I wrote a sample LLVM IR function that seems to be analogous to the example above:

define void @f(i64 %ofs, ptr %p) {
  %ofs_2 = shl i64 %ofs, 1   ; Make %ofs_2 have LSB set to zero; this makes the `or i64 .., 1` below is equivalent to `add i64 .., 1`.
  %ofs_3 = or i64 %ofs_2, 1
  %p2 = getelementptr i8, ptr %p, i64 %ofs_3
  store i64 10, ptr %p2
  ret void
}

Running llc --mtriple=arm64-unknown-unknown -mcpu=neoverse-n1 -O3 b.ll -o - results in:

add     x8, x1, x0, lsl #1
mov     w9, #10
stur    x9, [x8, #1]

Which correctly puts #1 inside the store instruction's address operand.
Would allowing this fold when the addition is a legal op be sufficient, which is currently this patch is doing?

RKSimon added inline comments.Feb 20 2023, 2:08 PM
llvm/lib/CodeGen/SelectionDAG/DAGCombiner.cpp
2695–2705

I think TLI.getTypeToExpandTo should help you ?

aqjune added inline comments.Feb 24 2023, 10:11 AM
llvm/lib/CodeGen/SelectionDAG/DAGCombiner.cpp
2695–2705

Hi, I tried calling TargetLowering's getTypeToExpandTo, but it hit this error in the function if the integers' bitwidths were too small:

llvm_unreachable("Type is not legal nor is it to be expanded!");

Such case did not happen in the unit test of this patch, but another unit test (llvm/test/CodeGen/X86/setcc-combine.ll).

I think that my current version also deals with the add's bitwidth type because N0.getValueType() is passed as the second argument of isOperationLegal. What do you think?

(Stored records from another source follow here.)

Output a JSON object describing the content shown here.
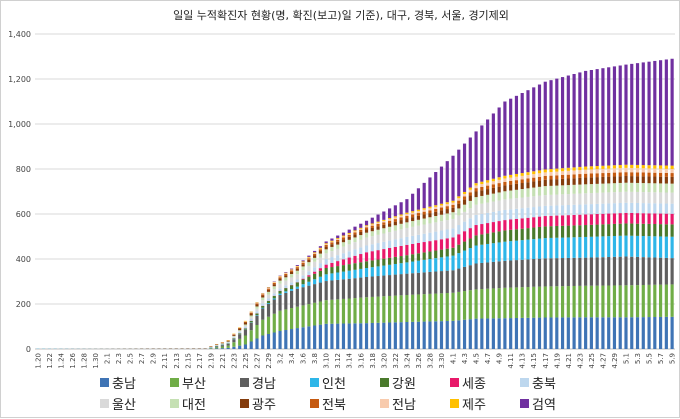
{
  "chart_data": {
    "type": "bar",
    "stacked": true,
    "title": "일일 누적확진자 현황(명, 확진(보고)일 기준), 대구, 경북, 서울, 경기제외",
    "xlabel": "",
    "ylabel": "",
    "ylim": [
      0,
      1400
    ],
    "yticks": [
      "0",
      "200",
      "400",
      "600",
      "800",
      "1,000",
      "1,200",
      "1,400"
    ],
    "grid": true,
    "legend_position": "bottom",
    "x_tick_labels": [
      "1.20",
      "1.22",
      "1.24",
      "1.26",
      "1.28",
      "1.30",
      "2.1",
      "2.3",
      "2.5",
      "2.7",
      "2.9",
      "2.11",
      "2.13",
      "2.15",
      "2.17",
      "2.19",
      "2.21",
      "2.23",
      "2.25",
      "2.27",
      "2.29",
      "3.2",
      "3.4",
      "3.6",
      "3.8",
      "3.10",
      "3.12",
      "3.14",
      "3.16",
      "3.18",
      "3.20",
      "3.22",
      "3.24",
      "3.26",
      "3.28",
      "3.30",
      "4.1",
      "4.3",
      "4.5",
      "4.7",
      "4.9",
      "4.11",
      "4.13",
      "4.15",
      "4.17",
      "4.19",
      "4.21",
      "4.23",
      "4.25",
      "4.27",
      "4.29",
      "5.1",
      "5.3",
      "5.5",
      "5.7",
      "5.9"
    ],
    "series": [
      {
        "name": "충남",
        "color": "#3f74b5"
      },
      {
        "name": "부산",
        "color": "#70ad47"
      },
      {
        "name": "경남",
        "color": "#5f5f5f"
      },
      {
        "name": "인천",
        "color": "#2eb6e8"
      },
      {
        "name": "강원",
        "color": "#4a7a2c"
      },
      {
        "name": "세종",
        "color": "#e8196a"
      },
      {
        "name": "충북",
        "color": "#bdd7ee"
      },
      {
        "name": "울산",
        "color": "#d9d9d9"
      },
      {
        "name": "대전",
        "color": "#c5e0b3"
      },
      {
        "name": "광주",
        "color": "#843c0c"
      },
      {
        "name": "전북",
        "color": "#c55a11"
      },
      {
        "name": "전남",
        "color": "#f8cbad"
      },
      {
        "name": "제주",
        "color": "#ffc000"
      },
      {
        "name": "검역",
        "color": "#7030a0"
      }
    ],
    "keyframes": [
      {
        "day": 0,
        "v": [
          0,
          0,
          0,
          1,
          0,
          0,
          0,
          0,
          0,
          0,
          0,
          0,
          0,
          0
        ]
      },
      {
        "day": 29,
        "v": [
          0,
          0,
          0,
          1,
          0,
          0,
          1,
          0,
          0,
          1,
          1,
          0,
          0,
          0
        ]
      },
      {
        "day": 33,
        "v": [
          5,
          10,
          8,
          1,
          2,
          0,
          3,
          2,
          2,
          3,
          2,
          1,
          1,
          0
        ]
      },
      {
        "day": 36,
        "v": [
          20,
          40,
          25,
          1,
          5,
          1,
          7,
          5,
          5,
          9,
          3,
          2,
          2,
          0
        ]
      },
      {
        "day": 39,
        "v": [
          60,
          70,
          50,
          3,
          8,
          1,
          10,
          15,
          12,
          9,
          5,
          3,
          2,
          1
        ]
      },
      {
        "day": 42,
        "v": [
          80,
          90,
          70,
          6,
          12,
          1,
          11,
          20,
          14,
          9,
          6,
          3,
          2,
          2
        ]
      },
      {
        "day": 45,
        "v": [
          93,
          95,
          80,
          9,
          19,
          1,
          12,
          23,
          16,
          9,
          7,
          3,
          2,
          4
        ]
      },
      {
        "day": 50,
        "v": [
          112,
          105,
          85,
          30,
          28,
          15,
          25,
          25,
          18,
          12,
          8,
          3,
          4,
          8
        ]
      },
      {
        "day": 57,
        "v": [
          115,
          115,
          90,
          40,
          30,
          40,
          30,
          35,
          22,
          14,
          10,
          5,
          4,
          20
        ]
      },
      {
        "day": 64,
        "v": [
          120,
          120,
          95,
          50,
          32,
          46,
          35,
          40,
          25,
          17,
          12,
          8,
          6,
          60
        ]
      },
      {
        "day": 72,
        "v": [
          125,
          125,
          100,
          65,
          35,
          46,
          40,
          42,
          30,
          20,
          13,
          10,
          8,
          200
        ]
      },
      {
        "day": 76,
        "v": [
          135,
          130,
          115,
          80,
          45,
          46,
          45,
          45,
          34,
          25,
          15,
          12,
          10,
          230
        ]
      },
      {
        "day": 81,
        "v": [
          137,
          135,
          120,
          85,
          50,
          46,
          45,
          47,
          36,
          26,
          16,
          15,
          12,
          330
        ]
      },
      {
        "day": 88,
        "v": [
          140,
          138,
          125,
          90,
          52,
          46,
          45,
          48,
          40,
          28,
          17,
          16,
          13,
          390
        ]
      },
      {
        "day": 95,
        "v": [
          141,
          140,
          125,
          92,
          53,
          47,
          45,
          49,
          40,
          30,
          17,
          18,
          14,
          425
        ]
      },
      {
        "day": 102,
        "v": [
          141,
          142,
          128,
          93,
          54,
          47,
          45,
          49,
          40,
          30,
          17,
          19,
          14,
          445
        ]
      },
      {
        "day": 110,
        "v": [
          143,
          144,
          117,
          95,
          55,
          47,
          45,
          49,
          40,
          30,
          17,
          18,
          15,
          475
        ]
      }
    ]
  },
  "legend_rows": [
    [
      "충남",
      "부산",
      "경남",
      "인천",
      "강원",
      "세종",
      "충북"
    ],
    [
      "울산",
      "대전",
      "광주",
      "전북",
      "전남",
      "제주",
      "검역"
    ]
  ]
}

RKSimon added inline comments.Feb 26 2023, 5:15 AM
llvm/lib/CodeGen/SelectionDAG/DAGCombiner.cpp
2695–2705

I haven't had time to look at this in detail - but my concern is types that will be promoted (i4 etc.) instead of expanded (i128) - won't your legality logic assume they will need ADC as well?

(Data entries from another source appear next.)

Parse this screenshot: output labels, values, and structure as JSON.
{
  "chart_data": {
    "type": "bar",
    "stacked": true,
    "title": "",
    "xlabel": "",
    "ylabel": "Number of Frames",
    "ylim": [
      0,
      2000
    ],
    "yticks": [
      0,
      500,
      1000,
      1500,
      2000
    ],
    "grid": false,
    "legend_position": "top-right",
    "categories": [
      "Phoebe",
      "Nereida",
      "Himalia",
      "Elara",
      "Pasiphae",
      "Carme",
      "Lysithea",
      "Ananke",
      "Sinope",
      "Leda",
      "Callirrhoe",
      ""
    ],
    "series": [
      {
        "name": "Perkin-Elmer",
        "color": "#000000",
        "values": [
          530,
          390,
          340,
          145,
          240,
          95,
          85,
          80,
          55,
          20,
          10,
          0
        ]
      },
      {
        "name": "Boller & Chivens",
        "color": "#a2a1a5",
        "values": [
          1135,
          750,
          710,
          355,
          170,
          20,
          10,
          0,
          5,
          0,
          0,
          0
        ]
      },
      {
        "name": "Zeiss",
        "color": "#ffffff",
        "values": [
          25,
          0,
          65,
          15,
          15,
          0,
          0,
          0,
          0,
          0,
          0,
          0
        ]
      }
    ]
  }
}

aqjune updated this revision to Diff 500592.Feb 26 2023, 9:08 AM

Allow transformation or types that are to be promoted

aqjune marked an inline comment as done.Feb 26 2023, 9:12 AM
aqjune added inline comments.
llvm/lib/CodeGen/SelectionDAG/DAGCombiner.cpp
2695–2705

Thanks. I updated the patch.
For the vector types I wasn't sure what this patch should do. Do you have any idea how they must be dealt with?

aqjune marked an inline comment as done.Mar 4 2023, 2:36 PM

ping

RKSimon accepted this revision.Mar 7 2023, 8:40 AM

LGTM

llvm/lib/CodeGen/SelectionDAG/DAGCombiner.cpp
2695–2705

Nothing comes to mind - I think your change should be OK for vector types.

This revision is now accepted and ready to land.Mar 7 2023, 8:40 AM
aqjune added a comment.Mar 7 2023, 8:51 AM

Thanks..! :)

aqjune edited the summary of this revision. (Show Details)Mar 7 2023, 9:53 AM
This revision was landed with ongoing or failed builds.Mar 8 2023, 10:14 AM
This revision was automatically updated to reflect the committed changes.